Het effect van ‘spiegelen’, kwam eveneens in dit boek terug. Door de woorden van de ander te gebruiken creeer je vertrouwen en laat je merken dat je luistert. Door bijvoorbeeld de laatste drie woorden te herhalen. Laatste drie woorden te herhalen? JA. 

“Spiegelen, ook wel isopraxie genoemd, is in feite imitatie. Het is een vorm van neurologisch gedrag, waarbij mensen (en andere dieren) elkaar kopiëren om elkaar gerust te stellen.”

5. Labelt emoties (niet)

Een adviseur gebruikt doorgaans de woorden: “ik zie dat je….”. Vooral via feedback opleidingen of coach trainingen. De gedachte hierachter is, dat iemand het beste feedback kan geven over wat een ander met jouw gevoelens doet. Alleen impliceert de adviseur daarmee dat hij zelf voorop staat. Door woorden te gebruiken als: “het lijkt erop dat je geraakt bent door….” label je de emotie van de ander en laat je zien dat de ander centraal staat.

“Labelen is een manier om iemands emoties te valideren door ze te onderkennen”

6. Verstaat zijn vak (niet)

Je vak verstaan? Wat is dat eigenlijk? De film ‘Sully’ is een voorbeeld van iemand die niet alleen vaardig is. Deze film gaat over een piloot, die een Bowing 737 in de Hudson liet landen. Daarmee redde hij de levens van 155 mensen aan boord. Dit deed hij onder grote stress.

De interessante leervraag hierbij is: hoe kwam het dat hij – ondanks de stress – vaardig bleef? Wat onderscheidt deze mensen van anderen? Het antwoord kwam wederom terug in het boek van Chris Voss. Hij is vaardig als onderhandelaar. Heeft veel ervaring. Alleen ontbrak het hem nog aan reflectie. Door hiermee te starten liet hij zich coachen, opleiden en probeerde de onderbouwingen te vinden voor zijn werk in de menselijke psychologie.

odoende bleef hij zijn vak verstaan. Ofwel laat hij zien dat hij competent is. Door vaardigheden aan te leren, ervaring op te doen en daarop te blijven reflecteren. Daarmee ontstaat de volgende formule:

Competentie = vaardigheid + ervaring + reflectie.

“Het zal in eerst instantie geheid ongemakkelijk en kunstmatig aanvoelen, maar blijf volhouden. Leren lopen voelde in het begin ook verschrikkelijk onwennig.”

7. Kent het verschil tussen tactiek en strategie (niet)

De manier waarop je jouw kwaliteiten inzet is bepalend voor je succes als adviseur. Alleen zie je in de praktijk dat adviseurs, trainers en coaches op elkaar gaan lijken. Qua vakjargon, taalstijlen, aanpakken en werkvormen. Dan ontstaat bij de klant de twijfel over de toegevoegde waarde en start de onderhandeling over geld en tarieven.

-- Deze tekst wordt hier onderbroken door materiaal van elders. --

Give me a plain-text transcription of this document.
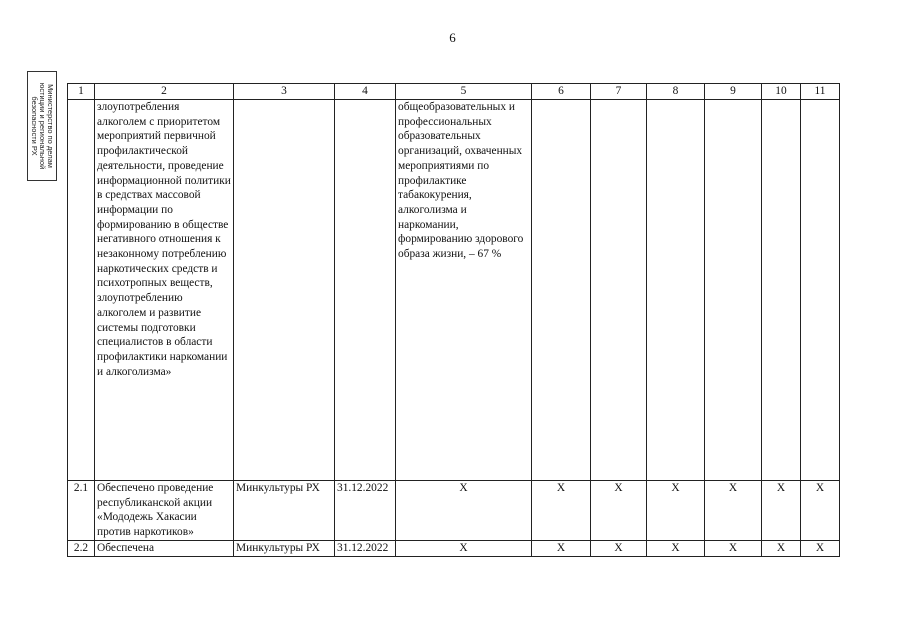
6
Министерство по делам юстиции и региональной безопасности РХ
1	2	3	4	5	6	7	8	9	10	11
	злоупотребления алкоголем с приоритетом мероприятий первичной профилактической деятельности, проведение информационной политики в средствах массовой информации по формированию в обществе негативного отношения к незаконному потреблению наркотических средств и психотропных веществ, злоупотреблению алкоголем и развитие системы подготовки специалистов в области профилактики наркомании и алкоголизма»			общеобразовательных и профессиональных образовательных организаций, охваченных мероприятиями по профилактике табакокурения, алкоголизма и наркомании, формированию здорового образа жизни, – 67 %						
2.1	Обеспечено проведение республиканской акции «Мододежь Хакасии против наркотиков»	Минкультуры РХ	31.12.2022	Х	Х	Х	Х	Х	Х	Х
2.2	Обеспечена	Минкультуры РХ	31.12.2022	Х	Х	Х	Х	Х	Х	Х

In plaats van hierin mee te gaan, kun je beter voorstellen om een persoonlijke afspraak te maken. Vrijblijvend. Want alleen vanuit de relatie (strategie) kan vertrouwen en samenwerking ontstaan. Wanneer de klant dit niet wenst, dan weet je meteen waar je aan toe bent. En een “nee” is ook een antwoord.

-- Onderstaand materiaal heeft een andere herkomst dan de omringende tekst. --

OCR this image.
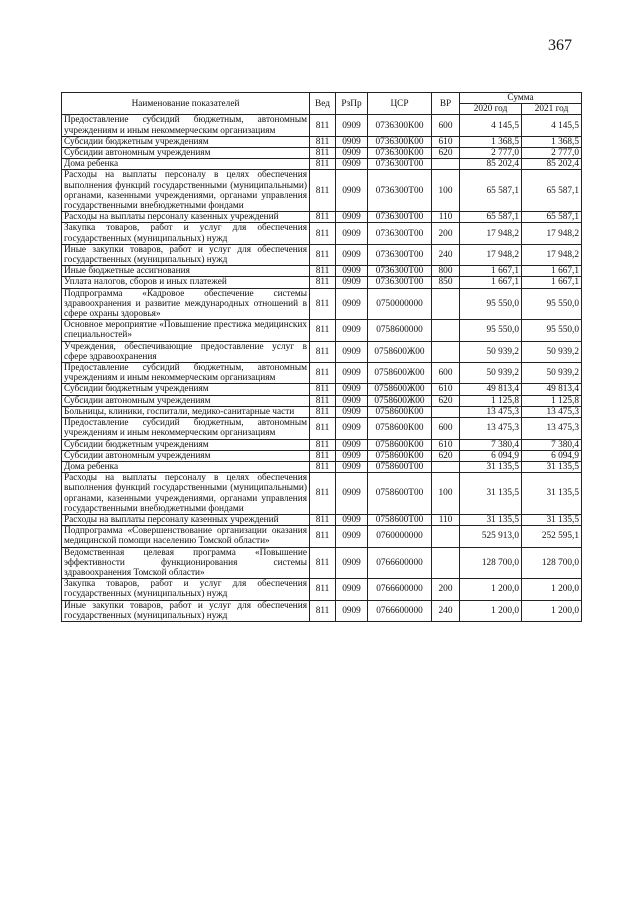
367
Наименование показателей	Вед	РзПр	ЦСР	ВР	Сумма	
					2020 год	2021 год
Предоставление субсидий бюджетным, автономным учреждениям и иным некоммерческим организациям	811	0909	0736300К00	600	4 145,5	4 145,5
Субсидии бюджетным учреждениям	811	0909	0736300К00	610	1 368,5	1 368,5
Субсидии автономным учреждениям	811	0909	0736300К00	620	2 777,0	2 777,0
Дома ребенка	811	0909	0736300Т00		85 202,4	85 202,4
Расходы на выплаты персоналу в целях обеспечения выполнения функций государственными (муниципальными) органами, казенными учреждениями, органами управления государственными внебюджетными фондами	811	0909	0736300Т00	100	65 587,1	65 587,1
Расходы на выплаты персоналу казенных учреждений	811	0909	0736300Т00	110	65 587,1	65 587,1
Закупка товаров, работ и услуг для обеспечения государственных (муниципальных) нужд	811	0909	0736300Т00	200	17 948,2	17 948,2
Иные закупки товаров, работ и услуг для обеспечения государственных (муниципальных) нужд	811	0909	0736300Т00	240	17 948,2	17 948,2
Иные бюджетные ассигнования	811	0909	0736300Т00	800	1 667,1	1 667,1
Уплата налогов, сборов и иных платежей	811	0909	0736300Т00	850	1 667,1	1 667,1
Подпрограмма «Кадровое обеспечение системы здравоохранения и развитие международных отношений в сфере охраны здоровья»	811	0909	0750000000		95 550,0	95 550,0
Основное мероприятие «Повышение престижа медицинских специальностей»	811	0909	0758600000		95 550,0	95 550,0
Учреждения, обеспечивающие предоставление услуг в сфере здравоохранения	811	0909	0758600Ж00		50 939,2	50 939,2
Предоставление субсидий бюджетным, автономным учреждениям и иным некоммерческим организациям	811	0909	0758600Ж00	600	50 939,2	50 939,2
Субсидии бюджетным учреждениям	811	0909	0758600Ж00	610	49 813,4	49 813,4
Субсидии автономным учреждениям	811	0909	0758600Ж00	620	1 125,8	1 125,8
Больницы, клиники, госпитали, медико-санитарные части	811	0909	0758600К00		13 475,3	13 475,3
Предоставление субсидий бюджетным, автономным учреждениям и иным некоммерческим организациям	811	0909	0758600К00	600	13 475,3	13 475,3
Субсидии бюджетным учреждениям	811	0909	0758600К00	610	7 380,4	7 380,4
Субсидии автономным учреждениям	811	0909	0758600К00	620	6 094,9	6 094,9
Дома ребенка	811	0909	0758600Т00		31 135,5	31 135,5
Расходы на выплаты персоналу в целях обеспечения выполнения функций государственными (муниципальными) органами, казенными учреждениями, органами управления государственными внебюджетными фондами	811	0909	0758600Т00	100	31 135,5	31 135,5
Расходы на выплаты персоналу казенных учреждений	811	0909	0758600Т00	110	31 135,5	31 135,5
Подпрограмма «Совершенствование организации оказания медицинской помощи населению Томской области»	811	0909	0760000000		525 913,0	252 595,1
Ведомственная целевая программа «Повышение эффективности функционирования системы здравоохранения Томской области»	811	0909	0766600000		128 700,0	128 700,0
Закупка товаров, работ и услуг для обеспечения государственных (муниципальных) нужд	811	0909	0766600000	200	1 200,0	1 200,0
Иные закупки товаров, работ и услуг для обеспечения государственных (муниципальных) нужд	811	0909	0766600000	240	1 200,0	1 200,0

“Labelen is een tactiek en geen strategie, zoals een lepel een goed instrument is om soep mee te roeren, maar geen recept”.

8. Kan (geen) Nee zeggen

Over het algemeen is het voor mensen lastig om Nee te zeggen. Of om zelf afgewezen te worden. Zodoende kan de adviseur in de valkuil lopen om overal Ja op te zeggen, zonder de vraag van de ander goed te onderzoeken. Door een meester in Nee te worden, gun je jezelf meer tijd.

“En Nee, tja, Nee voelt als je redding, als een oase. Je hebt de neiging om Nee te gebruiken op momenten dat dat schaamteloos gelogen is, puur om de fijne klank ervan te horen.”

9. Denkt (niet) onafhankelijk

Stap in de wereld van de klant en blijf onafhankelijk denken. Dit is het meest lastige, omdat we ons laten verleiden door twee oerdriften: de behoefte aan veiligheid en de behoefte aan controle. De klant eveneens.

Met logica kun je proberen hier boven te staan, maar het gevoel blijft. Dat is een van de kenmerken van primitieve gevoelens. Die blijven en zijn niet weg te redeneren. Onafhankelijk betekent in dit kader dat je als adviseur weet wat werkt en wat niet werkt en dit voorlegt aan de klant. Door hier argumenten aan toe te voegen, verleid je de klant om Nee te zeggen en dat is altijd beter dan met iets aan de slag gaan waar je als adviseur niet achter kunt staan of niet in geloofd.

“En . . .”

10. Geeft de klant (geen) kans om nee te zeggen tegen een advies

Nee is een vorm van bescherming. Daarmee kan Nee gezien worden als een startpunt van een gesprek in plaats van een eindpunt. Wanneer een klant vraagt om een offerte is een eerste persoonlijk kennismaking een van de kwaliteiten binnen dit kader. Daarmee start je met een gelijkwaardige relatie en kun je bouwen aan een goede verstandhouding.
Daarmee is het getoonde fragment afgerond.